Smithsonian investigates climate sceptic’s funding sources

The Harvard-Smithsonian Center for Astrophysics (CfA) has launched an inquiry into one of its researchers, solar physicist and global warming sceptic Willie Soon, over claims that he and his institution received funds from the energy industry and a rightwing foundation.

The Smithsonian issued a statement saying it “is greatly concerned about the allegations surrounding Dr. Willie Soon’s failure to disclose funding sources for his climate change research” and “is taking immediate action to address the issue”.

The allegations were made following a Freedom of Information Act request for research contracts by Greenpeace, although the documents were released by the Climate Investigations Center in Virginia, a non-profit organisation that monitors opposition to mainstream climate science.

Among the documents are contracts, which date back to 2008, that specify “deliverables” such as published papers, conference presentations or other research, to funders, including Atlanta-based utility Southern Company and a conservative non-profit organisation called DonorsTrust based in Virginia.

The CfA has no explicit policy requiring its researchers to disclose funding sources when they publish, says director Charles Alcock, but they are expected to comply with journal rules, which typically require that authors report potential conflicts of interest.

“We want to get the facts straight,” says Alcock. “If there is evidence of failure to disclose, yes, we have a problem.”

He admits that the CfA’s signed a contract in 2008 with Southern agreeing to notify the company before disclosing it as the source of the funding.

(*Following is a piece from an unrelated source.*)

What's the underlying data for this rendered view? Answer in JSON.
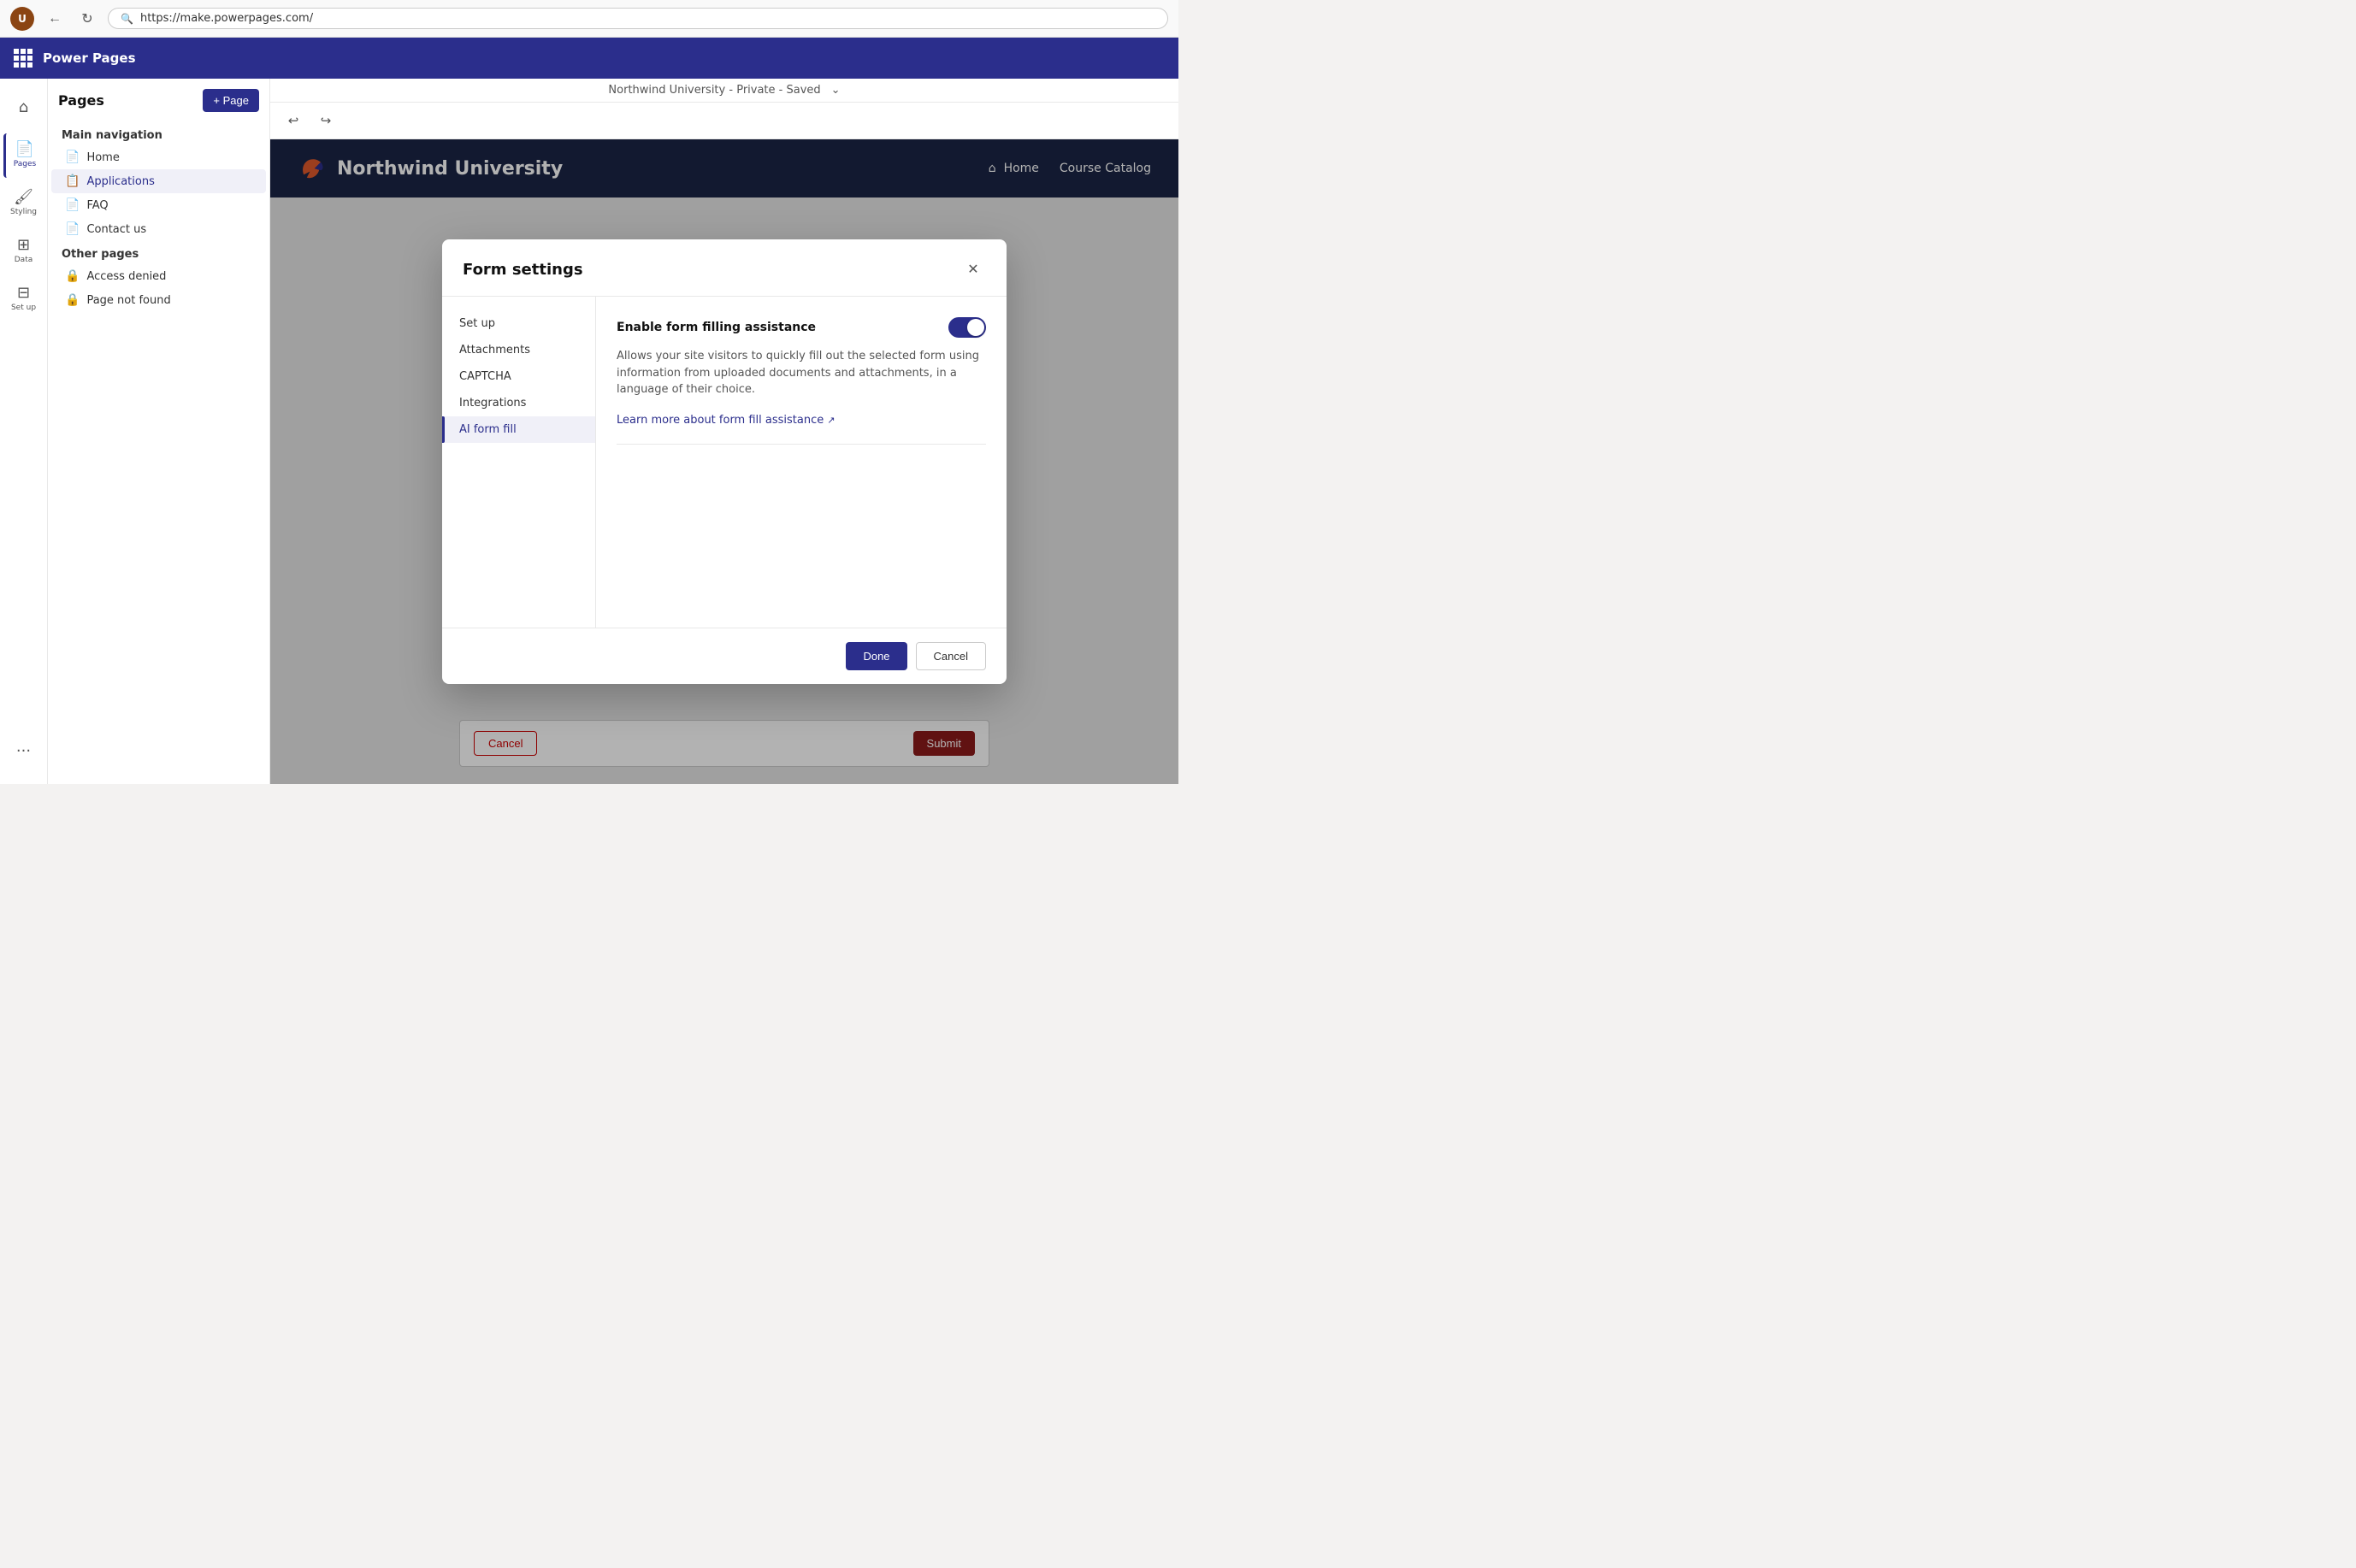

Alcock says that was “a mistake” and the CfA “would not do that again.”

Soon has published several papers that disagree with the consensus of climate scientists. In 2003 he argued that recent warming is not unusual by historical standards.

Last month he and three colleagues published a paper in the Chinese journal Science Bulletin arguing that burning all recoverable fossil fuel reserves would result in little more than 2.2°C warming compared with the United Nations Intergovernmental Panel on Climate Change projections of around 4° of warming with unabated fossil fuel use by 2100.